I looked at what others had done and written and decided I would arrive in Paijan as early as I could and then when I found police, strike up conversation and ask for an escort if necessary. I also stashed away my camera until after Paijan, so photo above from my cell phone was only one I have before reaching the town (though a lot of it looked like the photo).
The first forty kilometers looked a lot like the photo above. After San Pedro, I quickly came into dry bleak desert areas. There was some head wind, though nothing too bad yet. Also some areas with drifting sand dunes across the road.
I reached edges of Paijan around 9:30am. Sun was shining and it pretty much looked like any other little town I had seen. I did pass three parked police cars but didn’t see anyone so kept going since figured there would be police station later. There wasn’t a lot of activity in the center and before I knew it I was already on my way outbound. I never quite saw the police station and quickly reached edges with sugar cane fields. There were some workers and road construction and before I knew it I had gone 60 kilometers and was in Chocope, the next town past Paijan. All nice, calm and anti-climatic from all I had read before, however I am also not complaining.

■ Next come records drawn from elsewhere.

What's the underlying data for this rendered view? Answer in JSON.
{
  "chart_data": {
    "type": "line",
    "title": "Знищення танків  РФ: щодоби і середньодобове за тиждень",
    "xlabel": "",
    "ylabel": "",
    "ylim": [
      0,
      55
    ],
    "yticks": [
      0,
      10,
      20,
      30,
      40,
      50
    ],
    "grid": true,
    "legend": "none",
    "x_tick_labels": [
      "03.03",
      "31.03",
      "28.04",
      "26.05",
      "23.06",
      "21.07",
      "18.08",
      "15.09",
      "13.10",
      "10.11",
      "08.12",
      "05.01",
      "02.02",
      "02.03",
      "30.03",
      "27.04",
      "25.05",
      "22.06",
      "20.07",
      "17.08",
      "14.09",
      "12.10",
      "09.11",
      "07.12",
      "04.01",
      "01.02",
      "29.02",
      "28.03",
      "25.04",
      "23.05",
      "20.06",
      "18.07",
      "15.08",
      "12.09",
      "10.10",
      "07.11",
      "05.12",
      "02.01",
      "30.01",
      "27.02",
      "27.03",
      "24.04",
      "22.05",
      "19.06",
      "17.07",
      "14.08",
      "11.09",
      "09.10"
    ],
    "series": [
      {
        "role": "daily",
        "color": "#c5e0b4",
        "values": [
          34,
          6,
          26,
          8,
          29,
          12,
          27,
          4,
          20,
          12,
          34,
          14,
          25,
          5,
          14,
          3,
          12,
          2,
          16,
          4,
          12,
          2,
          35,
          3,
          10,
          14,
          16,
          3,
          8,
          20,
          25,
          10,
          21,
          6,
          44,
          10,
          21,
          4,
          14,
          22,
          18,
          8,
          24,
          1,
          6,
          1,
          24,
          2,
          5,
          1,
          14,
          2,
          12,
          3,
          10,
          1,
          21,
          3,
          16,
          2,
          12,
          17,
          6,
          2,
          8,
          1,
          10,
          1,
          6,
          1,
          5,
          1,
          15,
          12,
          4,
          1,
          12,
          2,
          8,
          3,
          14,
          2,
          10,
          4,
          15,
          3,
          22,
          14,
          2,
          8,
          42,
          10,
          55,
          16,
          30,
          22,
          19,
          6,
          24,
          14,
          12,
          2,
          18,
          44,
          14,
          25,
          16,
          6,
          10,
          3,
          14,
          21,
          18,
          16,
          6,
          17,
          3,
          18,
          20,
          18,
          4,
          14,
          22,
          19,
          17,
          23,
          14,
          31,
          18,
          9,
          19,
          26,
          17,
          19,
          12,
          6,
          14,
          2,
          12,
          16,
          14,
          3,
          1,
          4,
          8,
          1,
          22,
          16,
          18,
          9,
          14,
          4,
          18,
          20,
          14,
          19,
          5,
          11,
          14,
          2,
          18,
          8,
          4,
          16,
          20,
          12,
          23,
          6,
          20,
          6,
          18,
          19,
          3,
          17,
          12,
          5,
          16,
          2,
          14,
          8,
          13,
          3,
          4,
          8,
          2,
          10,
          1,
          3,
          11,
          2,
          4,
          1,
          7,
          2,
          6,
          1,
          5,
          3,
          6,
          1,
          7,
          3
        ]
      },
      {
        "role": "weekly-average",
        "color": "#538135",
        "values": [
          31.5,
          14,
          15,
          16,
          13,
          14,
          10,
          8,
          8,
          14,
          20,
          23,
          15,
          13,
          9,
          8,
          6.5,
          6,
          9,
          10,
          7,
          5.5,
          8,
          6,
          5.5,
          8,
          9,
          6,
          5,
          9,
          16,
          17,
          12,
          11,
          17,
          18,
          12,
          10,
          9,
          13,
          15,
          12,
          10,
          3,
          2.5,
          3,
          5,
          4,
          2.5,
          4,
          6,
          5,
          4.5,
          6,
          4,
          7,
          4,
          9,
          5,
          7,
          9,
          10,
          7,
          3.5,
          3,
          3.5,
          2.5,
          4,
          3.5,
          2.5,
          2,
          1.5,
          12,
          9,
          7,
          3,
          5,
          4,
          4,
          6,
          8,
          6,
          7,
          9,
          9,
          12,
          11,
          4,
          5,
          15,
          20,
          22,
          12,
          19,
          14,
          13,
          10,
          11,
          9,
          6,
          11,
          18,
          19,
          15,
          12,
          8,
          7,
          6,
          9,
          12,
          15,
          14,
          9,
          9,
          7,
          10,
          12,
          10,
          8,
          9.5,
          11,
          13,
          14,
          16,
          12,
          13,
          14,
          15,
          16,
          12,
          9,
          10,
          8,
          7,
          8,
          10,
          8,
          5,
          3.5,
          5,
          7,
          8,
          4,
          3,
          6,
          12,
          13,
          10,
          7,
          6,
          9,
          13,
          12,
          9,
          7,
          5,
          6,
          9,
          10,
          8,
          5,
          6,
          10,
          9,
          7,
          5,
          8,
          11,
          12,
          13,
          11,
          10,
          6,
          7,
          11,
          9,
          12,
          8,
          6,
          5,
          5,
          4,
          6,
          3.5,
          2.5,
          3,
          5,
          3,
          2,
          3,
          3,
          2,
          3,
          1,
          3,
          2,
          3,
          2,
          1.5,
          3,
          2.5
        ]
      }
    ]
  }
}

Youtube video of cycling through Paijan
Here was what road looked like leaving Chocope once I pulled my camera back out again.
This sign told us that Trujillo was capital of the “Eternal Spring”. When I entered Guatemala, it claimed to be the land of eternal spring so does this make Trujillo the capital of Guatemala?
This next stretch of road was tougher, partially because it had a gentle climb but more significantly because the head wind had picked up.
At 88 kilometers the road split into a bypass and one that led to the center. There was a small hotel here, though I figured I would ride into the center.
Coming closer, there was a nice frontage road that wasn’t being used much. I made great progress while a lot more of the traffic stayed in the center lanes.
Without too much trouble, found myself into center of town and a reasonable hotel. I could tell right away that center had a lot more tourists. Heard English being spoken more and multiple establishments for tours.
I do think these folks playing the lottery were locals.
There was a nice little shopping street off this main square.
Hotel got fancy with folding the towels to create this little piglet.
Overall Trujillo has nearly a million people, but was surprisingly easy to ride in from the north. Nice to wander around the center and now pick the next sections headed towards Lima.
Be careful out there. Glad you didn’t get dragged into a field.
As always, Mike, you blow me away with your understated ability, courage, and plain old gumption! I have to say I much prefer green to desert – I don’t know how you do it! Stay safe, and good luck!